Toby had been playing on his bike when he saw the 6ft-long cat, capable of reaching speeds of 75mph, standing 15ft away. Dropping his bicycle, he ran 40ft to the house, where he watched the big cat sink its claws into the bike's tyres and take a chunk out of its leather seat. "I panicked," he said. "It looked massive, really scary. I thought it would attack me. I ran as fast as I could."

Mrs Taylor, 41, said: "I figured it must have escaped from the next door zoo but I was in too much of a state to find their phone number. I was in a blind panic so I phoned 999."
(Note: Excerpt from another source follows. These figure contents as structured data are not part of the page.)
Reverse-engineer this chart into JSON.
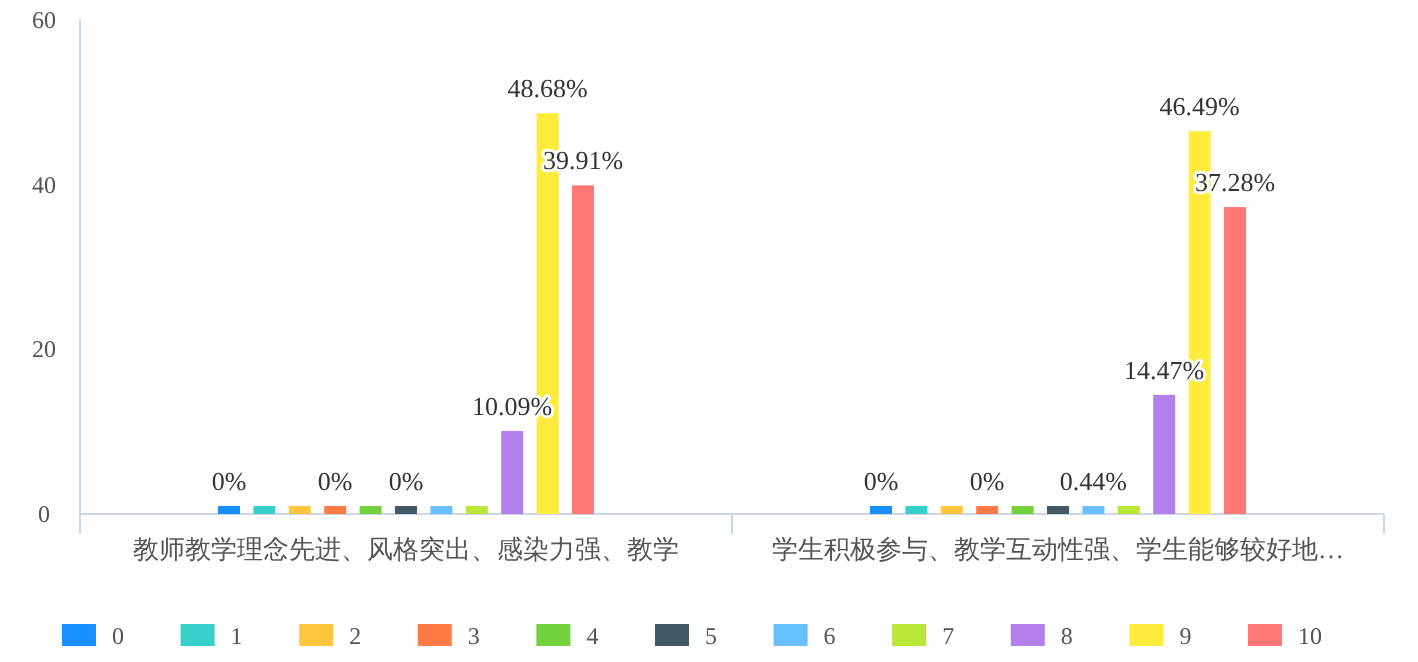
{
  "chart_data": {
    "type": "bar",
    "categories": [
      "教师教学理念先进、风格突出、感染力强、教学",
      "学生积极参与、教学互动性强、学生能够较好地…"
    ],
    "ylim": [
      0,
      60
    ],
    "yticks": [
      0,
      20,
      40,
      60
    ],
    "grid": false,
    "legend": "bottom",
    "series": [
      {
        "name": "0",
        "color": "#1890ff",
        "values": [
          0,
          0
        ],
        "value_labels": [
          "0%",
          "0%"
        ]
      },
      {
        "name": "1",
        "color": "#36cfc9",
        "values": [
          0,
          0
        ],
        "value_labels": [
          null,
          null
        ]
      },
      {
        "name": "2",
        "color": "#ffc53d",
        "values": [
          0,
          0
        ],
        "value_labels": [
          null,
          null
        ]
      },
      {
        "name": "3",
        "color": "#ff7a45",
        "values": [
          0,
          0
        ],
        "value_labels": [
          "0%",
          "0%"
        ]
      },
      {
        "name": "4",
        "color": "#73d13d",
        "values": [
          0,
          0
        ],
        "value_labels": [
          null,
          null
        ]
      },
      {
        "name": "5",
        "color": "#435764",
        "values": [
          0,
          0
        ],
        "value_labels": [
          "0%",
          null
        ]
      },
      {
        "name": "6",
        "color": "#69c0ff",
        "values": [
          0,
          0.44
        ],
        "value_labels": [
          null,
          "0.44%"
        ]
      },
      {
        "name": "7",
        "color": "#bae637",
        "values": [
          0,
          0
        ],
        "value_labels": [
          null,
          null
        ]
      },
      {
        "name": "8",
        "color": "#b37feb",
        "values": [
          10.09,
          14.47
        ],
        "value_labels": [
          "10.09%",
          "14.47%"
        ]
      },
      {
        "name": "9",
        "color": "#ffeb3b",
        "values": [
          48.68,
          46.49
        ],
        "value_labels": [
          "48.68%",
          "46.49%"
        ]
      },
      {
        "name": "10",
        "color": "#ff7875",
        "values": [
          39.91,
          37.28
        ],
        "value_labels": [
          "39.91%",
          "37.28%"
        ]
      }
    ]
  }
}
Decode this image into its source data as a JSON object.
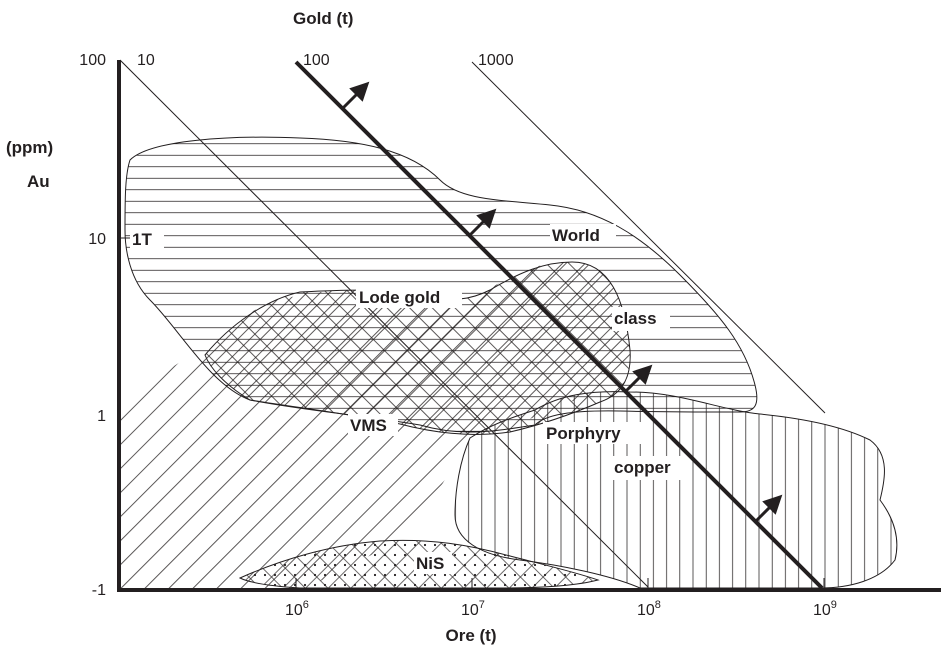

The operator contacted Hamerton Zoo, leaving mother and son waiting nervously inside for 20 minutes, with Toby's labrador Otto guarding the door until Akea's keepers arrived.

They harnessed the cat and locked it in the family's stables until a crate was brought to take it back to the zoological park. Its management blamed the cheetah's escape on faulty electric fencing which has now been replaced and dismissed the idea that it posed a threat, saying the hand-reared three-year-old was "completely tame".

Andrew Swales, the zoo's director, said: "Akea was away for a few minutes, visited our neighbour, had his harness and lead put on and returned home. When our keepers arrived in our neighbour's garden, Akea was happily playing with a bicycle, which must have reminded him of one of his toys.

"He wouldn't pose any danger, and his reaction to strangers would be the same as a pet dog – either a friendly greeting or a guarded retreat."

Mrs Taylor said: "We had no idea it was hand reared. It was very scary. You don't expect a cheetah in your garden."